Il titolo fa riferimento a un episodio storico ben preciso, la tregua che vi fu alla vigilia di Natale del 1914 tra soldati tedeschi e inglesi che si fronteggiavano nelle trincee fangose, fredde, umide, infestate da topi e pidocchi nei terreni di scontro del Belgio. Dopo mesi di duri combattimenti e centinaia di giovani ragazzi lasciati a morire nella terra di nessuno fra le due trincee (i compagni non potevano andare a recuperare i morti e i feriti pena essere a loro volta bersagli), accadde un miracolo: durante la notte della Vigilia si levarono voci giovanili a cantare canzoni natalizie e si videro accendersi sulle trincee tedesche decine e decine di candele. Dopo un iniziale momento di stupore e timore che fosse un modo per distrarre e attirare il nemico, piano piano anche i soldati inglesi uscirono dalle proprie trincee e, guardinghi, si fecero incontro ai tedeschi. Lentamente, vinte le resistenze e le diffidenze, i giovani si abbracciarono e si scambiarono gli auguri. E cosa potrebbero mai fare decine di ragazzi maschi giovani tutti insieme? Ma certo! Una bella partita a calcio... erano ventenni d'altra parte, desiderosi di un piccolo momento di normalità. E così, su un campo di battaglia, si giocò Inghilterra contro Germania. Peccato che quando i vecchi ufficiali vennero a sapere di questa bella e santa iniziativa persero le staffe e, mettendo tutto sotto silenzio, trasferirono in altra zona di guerra le brigate resesi colpevoli di tanto disonore... far comunella con il nemico! In Germania sulla stampa nulla trapelò, ma per fortuna alcuni ragazzi inglesi raccontarono nelle lettere questo miracolo ai loro genitori e la notizia uscì. Un vero e proprio miracolo che i ragazzi pensavano fosse il preludio a una pace imminente e ineluttabile (se erano riusciti ad abbracciarsi e a giocare insieme voleva dire che erano uguali, giovani, attaccati alla vita e per nulla desiderosi di uccidere loro coetanei). Non immaginavano di certo che per altri quattro lunghi anni avrebbero continuato a massacrarsi e che tanti, tantissimi di loro non sarebbero mai più tornati a casa.

Signorini prova a immaginare come andò in quel frangente, scegliendo due figure protagoniste, il soldato inglese William Turner e il soldato tedesco Carl Mühlegg che, incontrandosi sui campi di battaglia delle Fiandre, dimostrarono che essere amici anche tra nemici si può. L'autore prova a raccontare come potrebbe essere andata la vicenda della tregua di Natale... e, in realtà, perché non potrebbe essere andata così o quasi così? Per farlo mette in scena personaggi dolenti, credibilissimi, veri, colti nell'attimo delle loro paure, delle loro ambizioni, del dolore, sia quello fisico, allucinante, sia quello dell'anima che porta il cuore indietro agli affetti lasciati in patria.

Lo stile del romanzo è piano e uniforme. Non ci sono parossismi o forzature, non c'è spettacolarizzazione delle azioni militari, ma un racconto molto intimo e umano grazie al quale il punto di vista dello scrittore esce nitido fra le righe.

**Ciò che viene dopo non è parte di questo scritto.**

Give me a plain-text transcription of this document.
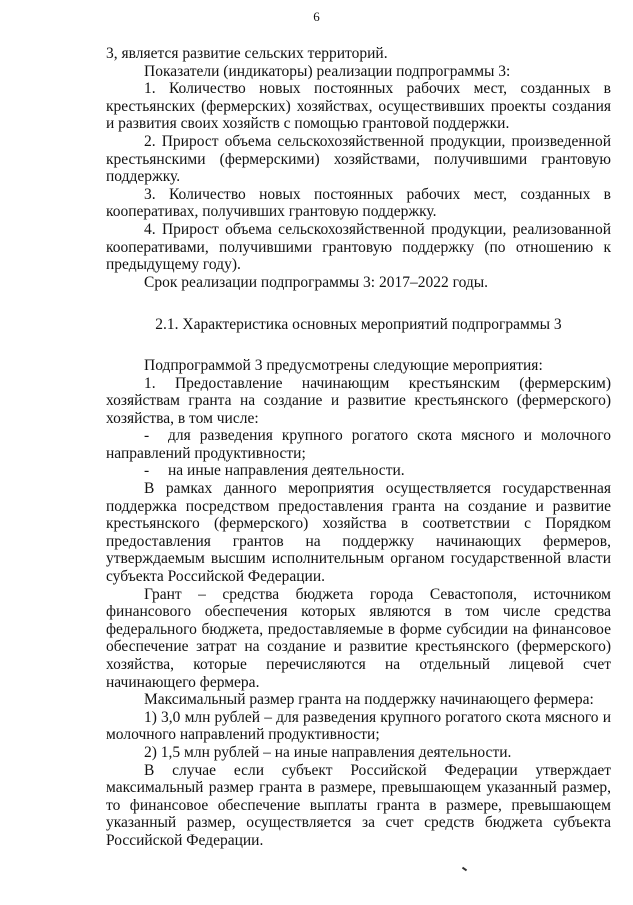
6

3, является развитие сельских территорий.

Показатели (индикаторы) реализации подпрограммы 3:

1. Количество новых постоянных рабочих мест, созданных в крестьянских (фермерских) хозяйствах, осуществивших проекты создания и развития своих хозяйств с помощью грантовой поддержки.

2. Прирост объема сельскохозяйственной продукции, произведенной крестьянскими (фермерскими) хозяйствами, получившими грантовую поддержку.

3. Количество новых постоянных рабочих мест, созданных в кооперативах, получивших грантовую поддержку.

4. Прирост объема сельскохозяйственной продукции, реализованной кооперативами, получившими грантовую поддержку (по отношению к предыдущему году).

Срок реализации подпрограммы 3: 2017–2022 годы.

2.1. Характеристика основных мероприятий подпрограммы 3

Подпрограммой 3 предусмотрены следующие мероприятия:

1. Предоставление начинающим крестьянским (фермерским) хозяйствам гранта на создание и развитие крестьянского (фермерского) хозяйства, в том числе:

- для разведения крупного рогатого скота мясного и молочного направлений продуктивности;

- на иные направления деятельности.

В рамках данного мероприятия осуществляется государственная поддержка посредством предоставления гранта на создание и развитие крестьянского (фермерского) хозяйства в соответствии с Порядком предоставления грантов на поддержку начинающих фермеров, утверждаемым высшим исполнительным органом государственной власти субъекта Российской Федерации.

Грант – средства бюджета города Севастополя, источником финансового обеспечения которых являются в том числе средства федерального бюджета, предоставляемые в форме субсидии на финансовое обеспечение затрат на создание и развитие крестьянского (фермерского) хозяйства, которые перечисляются на отдельный лицевой счет начинающего фермера.

Максимальный размер гранта на поддержку начинающего фермера:

1) 3,0 млн рублей – для разведения крупного рогатого скота мясного и молочного направлений продуктивности;

2) 1,5 млн рублей – на иные направления деятельности.

В случае если субъект Российской Федерации утверждает максимальный размер гранта в размере, превышающем указанный размер, то финансовое обеспечение выплаты гранта в размере, превышающем указанный размер, осуществляется за счет средств бюджета субъекта Российской Федерации.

Utilizzando i toni della fiaba, Signorini ci consegna un racconto che ci fa riflettere su tante cose: l'umanità, la violenza, il dolore, il ricordo, la nostalgia, l'insensatezza della guerra... Tanti temi importanti trattati con levità e profondità allo stesso modo. Un libro che, a parer mio, dovrebbe essere letto nelle scuole perché i ragazzi possano mettere in correlazione quanto sta accadendo ai loro quasi coetanei russi e ucraini con quanto avvenuto soltanto un secolo fa nelle nostre terre.
Raccontando la guerra, il romanzo di Signorini è un manifesto contro la guerra, contro questa barbarie che da migliaia di anni devasta il consesso umano.